Experimental investigation of design and performance of data centers

Data centers will be the computational hub of the next generation. Hosting business and mission-critical applications demand a high degree of reliability and flexibility. Deployment of large number of high powered computer systems in very dense configurations in racks in a data centers will result in very high power densities at room level. Managing high power levels in a data center with cost effective reliable cooling solutions is essential for reliability and uptime. Energy consumption of data centers can also be severely increased by over-designed air handling systems and rack layouts that allow the hot and cold air streams to mix. In this paper, we present experimental results from a design of experiments conducted at a production data center facility.
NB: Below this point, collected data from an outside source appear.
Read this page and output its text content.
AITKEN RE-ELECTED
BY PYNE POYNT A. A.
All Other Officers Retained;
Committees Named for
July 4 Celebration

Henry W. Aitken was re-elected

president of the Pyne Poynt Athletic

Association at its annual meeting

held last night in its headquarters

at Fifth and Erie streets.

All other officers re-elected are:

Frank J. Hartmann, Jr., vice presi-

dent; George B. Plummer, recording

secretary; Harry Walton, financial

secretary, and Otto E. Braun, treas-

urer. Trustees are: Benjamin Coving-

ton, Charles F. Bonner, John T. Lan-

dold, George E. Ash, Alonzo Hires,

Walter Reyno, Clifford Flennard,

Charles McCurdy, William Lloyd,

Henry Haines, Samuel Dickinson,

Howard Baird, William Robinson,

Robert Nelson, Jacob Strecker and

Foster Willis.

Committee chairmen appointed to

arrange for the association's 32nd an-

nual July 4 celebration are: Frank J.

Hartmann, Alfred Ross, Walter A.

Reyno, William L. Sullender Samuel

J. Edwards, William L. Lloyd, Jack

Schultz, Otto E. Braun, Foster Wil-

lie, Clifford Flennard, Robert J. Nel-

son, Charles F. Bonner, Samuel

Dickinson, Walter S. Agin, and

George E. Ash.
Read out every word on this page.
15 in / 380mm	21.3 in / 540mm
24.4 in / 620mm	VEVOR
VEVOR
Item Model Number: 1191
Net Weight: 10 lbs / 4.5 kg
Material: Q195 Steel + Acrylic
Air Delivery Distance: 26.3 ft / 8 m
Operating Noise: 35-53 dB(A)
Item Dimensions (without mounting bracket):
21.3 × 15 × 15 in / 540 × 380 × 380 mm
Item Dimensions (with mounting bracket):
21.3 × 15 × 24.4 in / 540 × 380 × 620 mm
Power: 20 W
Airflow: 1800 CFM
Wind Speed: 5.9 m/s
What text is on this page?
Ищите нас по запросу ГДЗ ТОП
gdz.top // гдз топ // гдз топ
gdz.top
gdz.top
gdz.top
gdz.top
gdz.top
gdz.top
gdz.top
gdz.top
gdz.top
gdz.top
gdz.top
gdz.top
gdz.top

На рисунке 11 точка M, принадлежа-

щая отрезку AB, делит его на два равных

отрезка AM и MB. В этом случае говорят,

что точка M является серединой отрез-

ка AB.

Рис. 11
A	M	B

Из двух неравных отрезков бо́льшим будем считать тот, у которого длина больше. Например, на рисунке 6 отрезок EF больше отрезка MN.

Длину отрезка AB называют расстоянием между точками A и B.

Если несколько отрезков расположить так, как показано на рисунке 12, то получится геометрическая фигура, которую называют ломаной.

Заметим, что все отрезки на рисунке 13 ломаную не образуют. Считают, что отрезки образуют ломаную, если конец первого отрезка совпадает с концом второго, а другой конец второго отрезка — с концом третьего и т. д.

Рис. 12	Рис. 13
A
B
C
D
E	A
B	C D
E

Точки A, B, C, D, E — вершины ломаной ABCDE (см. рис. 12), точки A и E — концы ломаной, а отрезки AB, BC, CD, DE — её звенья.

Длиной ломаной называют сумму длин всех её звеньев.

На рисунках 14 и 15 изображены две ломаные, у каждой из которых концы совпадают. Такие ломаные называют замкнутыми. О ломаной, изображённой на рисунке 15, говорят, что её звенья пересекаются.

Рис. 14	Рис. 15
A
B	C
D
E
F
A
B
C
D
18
The "smart" data center includes a pervasive monitoring layer that enables controlled deployment of air conditioning resources based on demand. Temperature distribution across the data center is measured by a large distribution of sensors at different computer room air conditioning (CRAC) unit air flow and supply temperature configurations. Dimensionless parameters in the form of Supply Heat Indices (SHI) are calculated, based on rack inlet, outlet and CRAC unit supply temperatures, at rack level for validation purposes. Experimental data show that SHI provides a simple and powerful tool to understand the convective heat transfer and fluid flow in diverse regions inside the data center. Analysis based on supply heat index is carried out to understand the optimization of relative air flow distribution among heterogeneous rack heat loads. The index is also used to investigate CRAC unit influences and rack air flow. Results show that these parameters not only provide an invaluable tool to understand convective heat transfer in large data centers but also suggest means to improve energy efficiency in data centers.